We understood immediately how desperate his family’s situation was. He crossed alone, met other immigrants, and hitched a truck ride to Dallas, then Postville, where he heard there was sure work. He slept in an apartment hallway with other immigrants until he got a job. He had scarcely been working a couple of months when he was arrested.
Before he signed with a scribble, he said, “God knows you are just doing your job to support your families, and that job is to keep me from supporting mine.”
Maybe he was lucky: Another man who had begun that Monday had only been working for 20 minutes. “I just wanted to work a year or two, save, and then go back to my family, but it was not to be.”

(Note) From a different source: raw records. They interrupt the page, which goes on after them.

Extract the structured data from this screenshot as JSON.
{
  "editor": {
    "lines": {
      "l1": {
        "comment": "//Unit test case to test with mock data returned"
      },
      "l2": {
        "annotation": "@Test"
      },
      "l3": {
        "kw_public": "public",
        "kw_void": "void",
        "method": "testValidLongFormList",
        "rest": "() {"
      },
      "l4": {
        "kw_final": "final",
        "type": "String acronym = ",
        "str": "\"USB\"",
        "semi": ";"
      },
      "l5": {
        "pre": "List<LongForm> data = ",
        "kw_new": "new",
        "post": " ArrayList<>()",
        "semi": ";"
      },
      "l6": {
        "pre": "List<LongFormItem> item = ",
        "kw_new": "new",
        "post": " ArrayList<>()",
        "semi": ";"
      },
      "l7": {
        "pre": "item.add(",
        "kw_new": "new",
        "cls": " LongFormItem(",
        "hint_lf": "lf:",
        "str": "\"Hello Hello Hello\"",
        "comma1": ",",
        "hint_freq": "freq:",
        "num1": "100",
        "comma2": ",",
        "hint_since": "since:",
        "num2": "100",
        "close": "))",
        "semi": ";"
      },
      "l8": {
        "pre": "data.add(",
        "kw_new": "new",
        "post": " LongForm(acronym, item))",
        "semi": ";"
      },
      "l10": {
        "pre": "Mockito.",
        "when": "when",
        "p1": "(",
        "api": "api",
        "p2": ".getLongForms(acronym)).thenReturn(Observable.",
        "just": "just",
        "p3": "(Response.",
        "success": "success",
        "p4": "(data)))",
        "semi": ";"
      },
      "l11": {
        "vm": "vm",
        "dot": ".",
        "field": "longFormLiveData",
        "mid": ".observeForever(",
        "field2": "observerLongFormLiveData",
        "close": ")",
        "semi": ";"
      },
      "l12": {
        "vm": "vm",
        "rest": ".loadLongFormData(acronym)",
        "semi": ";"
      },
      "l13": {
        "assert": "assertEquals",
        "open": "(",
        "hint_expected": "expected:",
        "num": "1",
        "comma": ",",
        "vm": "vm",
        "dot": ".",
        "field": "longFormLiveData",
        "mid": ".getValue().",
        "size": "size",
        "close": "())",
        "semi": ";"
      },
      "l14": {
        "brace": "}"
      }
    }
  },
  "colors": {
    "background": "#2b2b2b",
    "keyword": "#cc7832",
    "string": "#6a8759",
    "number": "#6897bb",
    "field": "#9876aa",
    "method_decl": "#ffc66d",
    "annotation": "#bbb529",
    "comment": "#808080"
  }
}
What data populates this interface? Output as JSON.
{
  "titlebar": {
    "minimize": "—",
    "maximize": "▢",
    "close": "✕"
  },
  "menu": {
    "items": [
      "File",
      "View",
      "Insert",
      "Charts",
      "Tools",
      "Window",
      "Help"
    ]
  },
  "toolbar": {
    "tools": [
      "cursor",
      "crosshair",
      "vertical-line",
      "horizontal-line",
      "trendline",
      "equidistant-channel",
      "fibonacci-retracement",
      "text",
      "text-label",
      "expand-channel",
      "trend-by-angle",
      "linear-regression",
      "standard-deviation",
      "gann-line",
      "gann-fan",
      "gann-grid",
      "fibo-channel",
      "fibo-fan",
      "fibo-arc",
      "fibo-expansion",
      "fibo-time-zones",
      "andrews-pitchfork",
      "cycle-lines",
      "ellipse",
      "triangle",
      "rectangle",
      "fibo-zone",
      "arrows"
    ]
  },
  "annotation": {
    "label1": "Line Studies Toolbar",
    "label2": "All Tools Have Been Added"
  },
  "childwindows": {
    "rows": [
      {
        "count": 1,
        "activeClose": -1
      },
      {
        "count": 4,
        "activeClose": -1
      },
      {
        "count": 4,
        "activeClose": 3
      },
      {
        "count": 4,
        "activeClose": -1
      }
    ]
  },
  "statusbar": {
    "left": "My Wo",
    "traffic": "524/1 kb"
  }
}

His case and that of a million others could simply be solved by a temporary work permit as part of our much overdue immigration reform. “The good Lord knows I was just working and not doing anyone any harm.”
This man, like many others, was in fact not guilty. “Knowingly” and “intent” are necessary elements of the charges, but most of the clients we interviewed did not even know what a Social Security number was or what purpose it served.
This worker simply had the papers filled out for him at the plant, since he could not read or write Spanish, let alone English. But the lawyer still had to advise him that pleading guilty was in his best interest. He was unable to make a decision. “You all do and undo,” he said. “So you can do whatever you want with me.”
To him we were part of the system keeping him from being deported back to his country, where his children, wife, mother, and sister depended on him. He was their sole support and did not know how they were going to make it with him in jail for five months. None of the “options” really mattered to him. Caught between despair and hopelessness, he just wept. He had failed his family, and was devastated.
I went for some napkins, but he refused them. I offered him a cup of soda, which he superstitiously declined, saying it could be “poisoned.” His Native American spirit was broken and he could no longer think. He stared for a while at the signature page pretending to read it, although I knew he was actually praying for guidance and protection. Before he signed with a scribble, he said, “God knows you are just doing your job to support your families, and that job is to keep me from supporting mine.”
There was my conflict of interest, well-put by a weeping, illiterate man.